Friday, July 23, 2010

Weary Donkey Arrives Home


At two yesterday morning we arrived back from our 4-week family Odyssey to the Continent. We had flown into Milan Orio al Serio airport on Blue Air (a Romanian budget airline that is now Cyprus based – our tickets were 6.50Euro, plus tax, each), rented a Mercedes mini-van, and stayed in self-catering accommodation in the Italian Lake District, Beaujolais, Flanders, and Piemont.


We had a good time: ate lots of pasta, drank lots of wine – or at least Best Beloved and I did, swam a lot, read a lot, played many games of cards. The weather was hot, and we had our fair share of moans – a trip that manages to address the needs and desires of adults, teens, and younger children is neither easy nor cheap, but we covered a lot of ground and everyone came home wiser.


Italy was surreal: as Sophia and I decided after our one day trip into Milan – we could not send a letter from the post office, we could not buy an International train ticket from the train station, we could not cash Travellers’ Cheques at a bank or Bureau de Change. Seeking information we were shuttled from pillar to post in a charming but frustrating manner, and what was supposed to have been a ‘girls’ bonding trip’ involving cafes and boutiques turned into scavenger hunt for stamps, cash, a bathing suit, and a ticket for me to travel from Milan to Macon the following week.

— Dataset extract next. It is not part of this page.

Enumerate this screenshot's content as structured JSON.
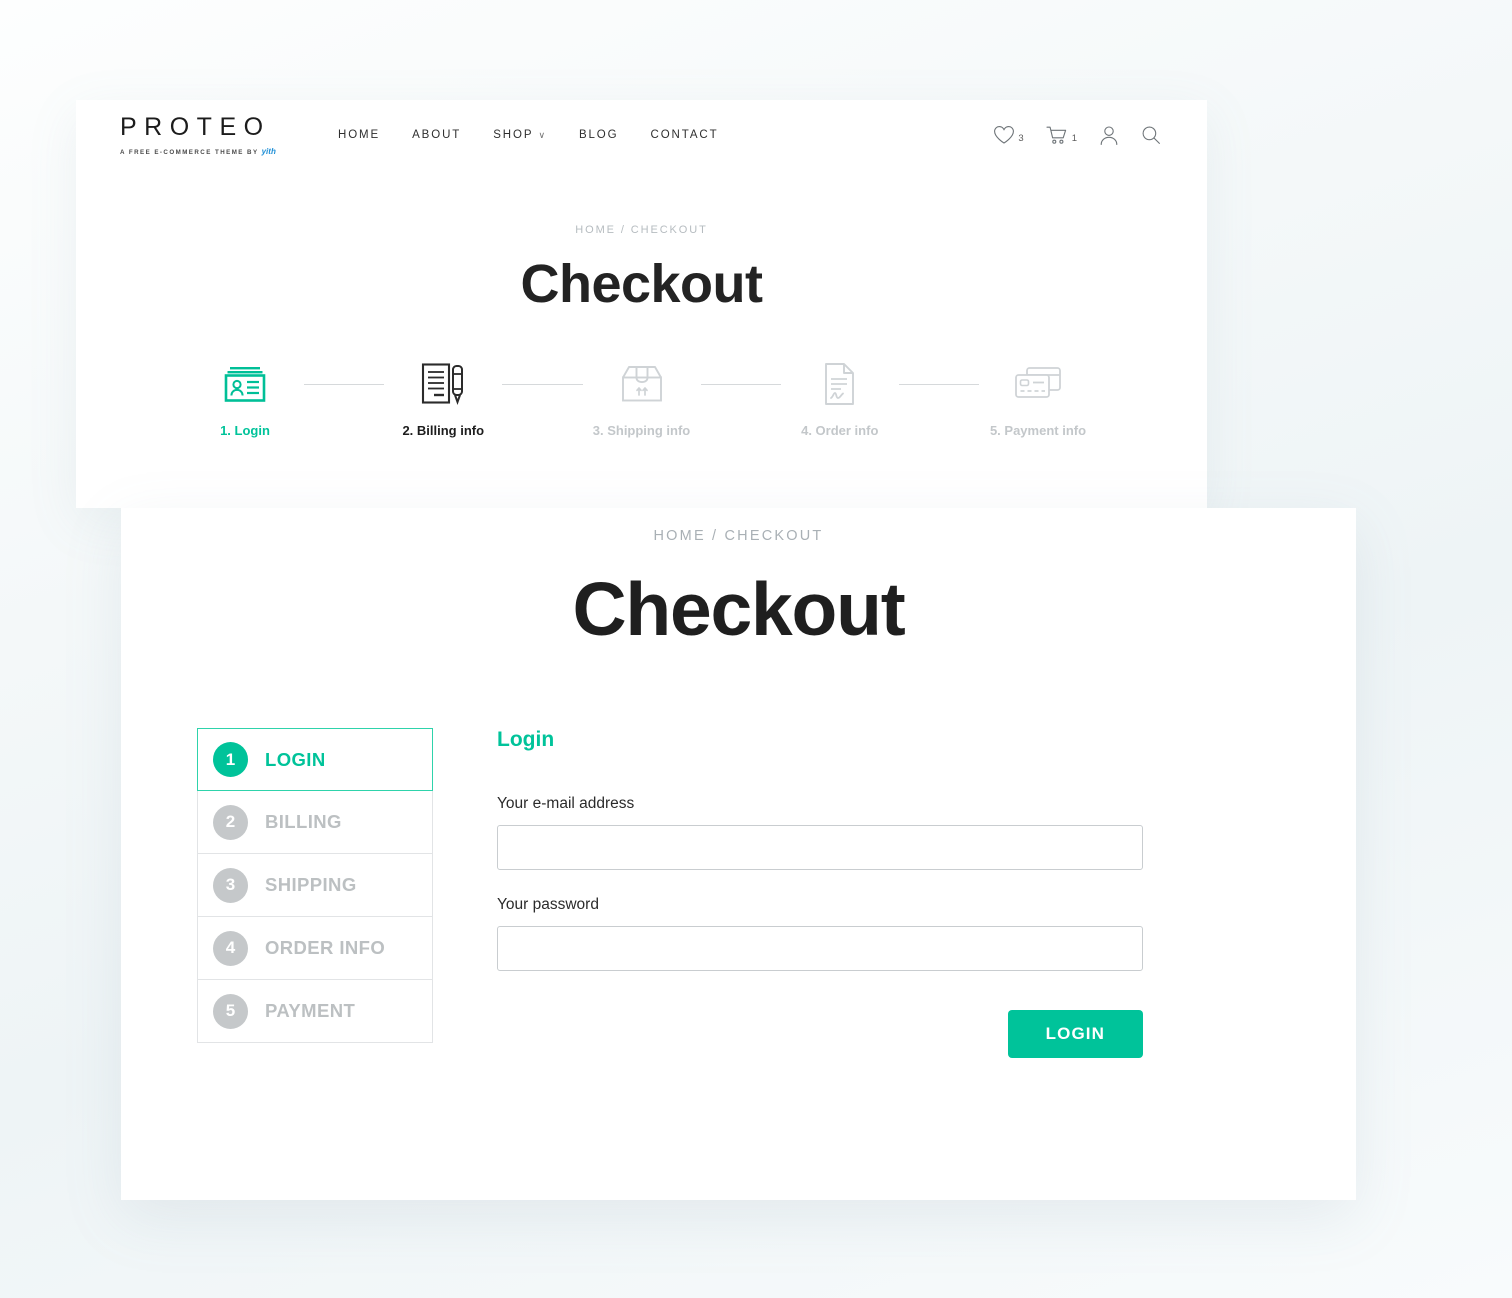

In France, Best Beloved sought the ultimate Beaujolais in the vineyards surrounding Fleurie with the Littles in tow, while I took the Big Ones up to Ypres to visit the battlefields of Flanders. We stayed at Talbot House, an everyman hostel that catered to all ranks during the Great War and now houses a poignant museum, and completed a 45 kilometre-cycle tour of trenches, cemeteries, and landmarks – leading Sophia to swear that she will never ride a bike again.


Back in Italy we stayed in two lovely houses in the Piemont region sipping Barolo, nibbling cheese from Roccaverano, and waiting for the Alps to reveal themselves from behind or beneath a haze of humidity. Finally, on one day, they did – a majestic and still-snow-covered arc that spanned the horizon. We agreed that May or October would proabably be a better time to visit. But would cooling off in the giant municipal pool down the road in Acqui Thermi been as welcome a respite in the cooler months? Would pistachio gelato been as delightful?


Leo managed to end the holiday on an appropriately surreal note by locking himself in a toilet stall in the airport as we prepared to fly out. Poor bambini! The service personnel had to break down the door to retrieve him, and he spent the rest of the trip warning us each time we visited the bathroom.


Then, after landing at Larnaca, our Scots captain David Blaney, who had flown us to Milan four weeks earlier, invited Zenon and Leo into the cockpit and explained the workings of the radar, the auto pilot, and a host of other buttons, screens, and levers. Zenon emerged with a grin as wide as the Po Valley and a new-found ambition to become a pilot.


Over the next few weeks I will post separate stories of our adventures as well as some pictures, as one post is not nearly enough to do justice to our adventures.